Length of Total Interval Session
The total length of the hard effort in an interval session should be in the range of 2 to 5 miles. It will tend toward the lower amount with shorter intervals and toward the upper limit for longer intervals. Most runners find 3 or 4 miles of hard effort to be the right amount of quality work in a single session. For example, typical workouts are: 4 x 1-mile; 12 to 16 x 400m; or 20 x 200m.
If the runner finds that the speed of his intervals is at the maximum recommended speed (see section above) and he is reaching the 5 miles of hard work and is not improving his times, one of two things are possible.

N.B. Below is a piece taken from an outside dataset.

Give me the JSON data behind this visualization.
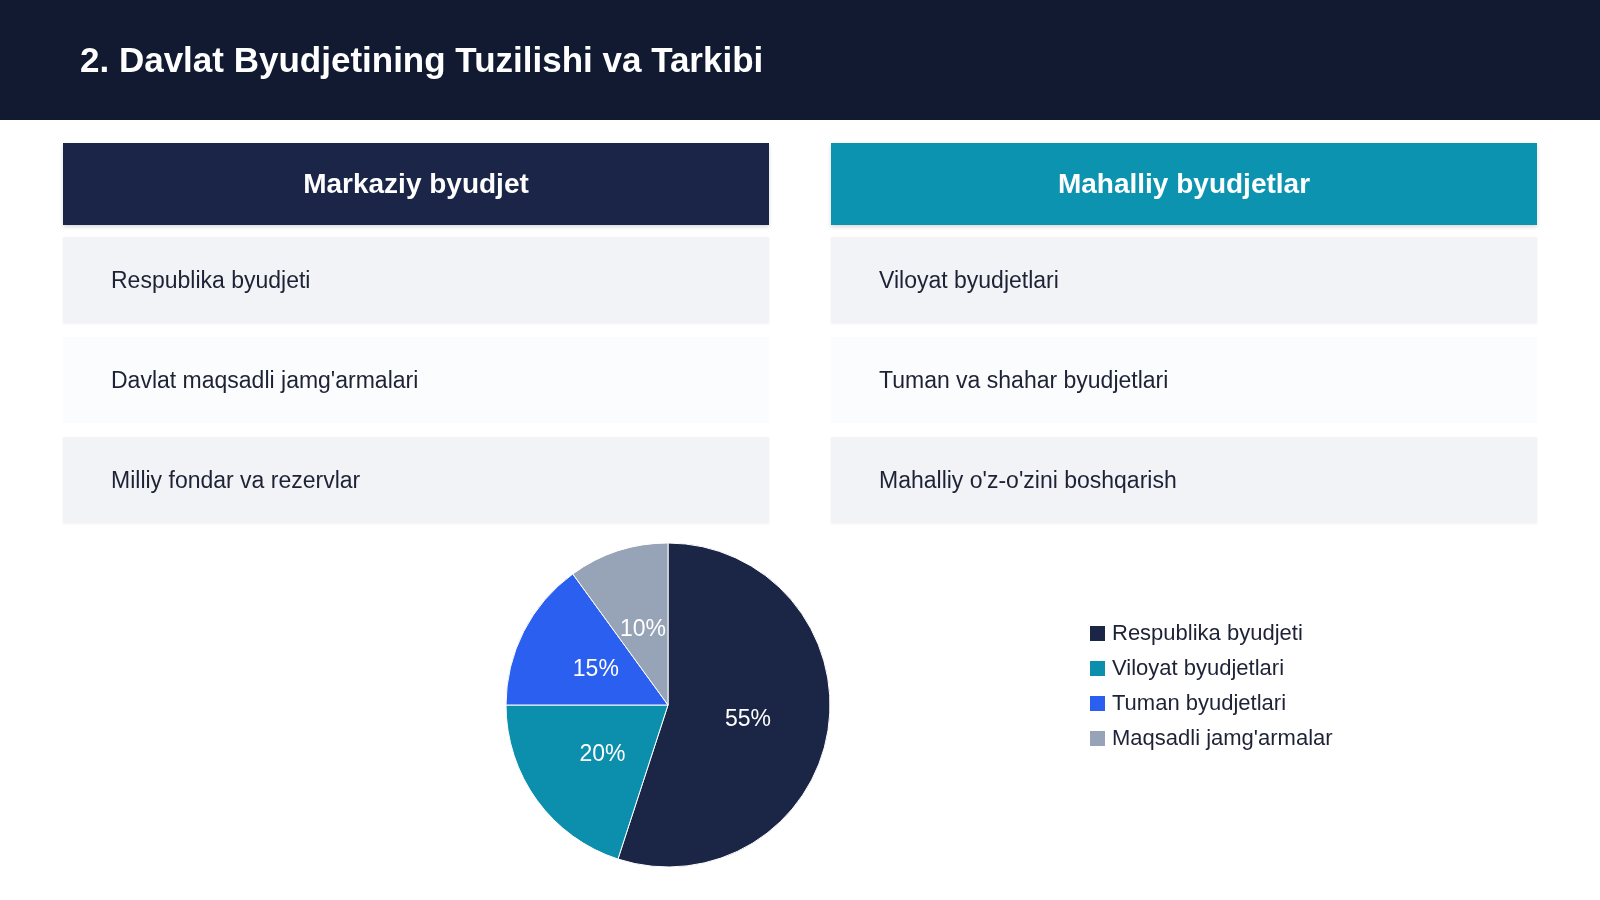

First, if everything is being done right, he is in peak condition. Alternatively, the runner is turning into a workout king and needs to add more endurance training to be able to improve his race times.
The length of the workout will vary depending on other factors in the athlete's training. The greater the number of interval workouts, the fewer intervals needed in each workout. The higher the quality of the distance mileage, the smaller the amount of interval distance needed.
How Often to Do Interval Sessions
Finally, the runner needs to determine how often to do interval sessions. This will depend on the time of season, how well the distance running has gone, and the runner's physiology. For a slow-twitch athlete competing every other week and with a solid base of quality distance running, one long interval session and one short interval session during the fortnight should be sufficient, together with at least one other tempo run of 4 to 8 miles and several medium to hard distance runs.
At the other end of the spectrum, a fast-twitch runner who runs his distance mileage easy will need far more interval work during the same time period. Such an athlete might need two long interval sessions, two short interval sessions, and two tempo runs during a two-week period.
Athletes who race more frequently need to reduce their interval training sessions to accommodate the greater number of races, which are also a form of quality training. If there are fewer races, an interval session can be added. As racing season approaches, it is better to slightly under-train than risk overtraining, which causes fatigued muscles and requires substantial rest for recovery.
More: Are You Overtraining?
Interval training provides a level of fitness that is difficult for most runners to achieve via distance mileage alone. As with much of training, flexibility is needed in designing and performing interval sessions. Every runner is different and will react individually to different workouts. But if the purposes and principles of interval training are kept in mind, the runner should both enjoy and benefit from interval training.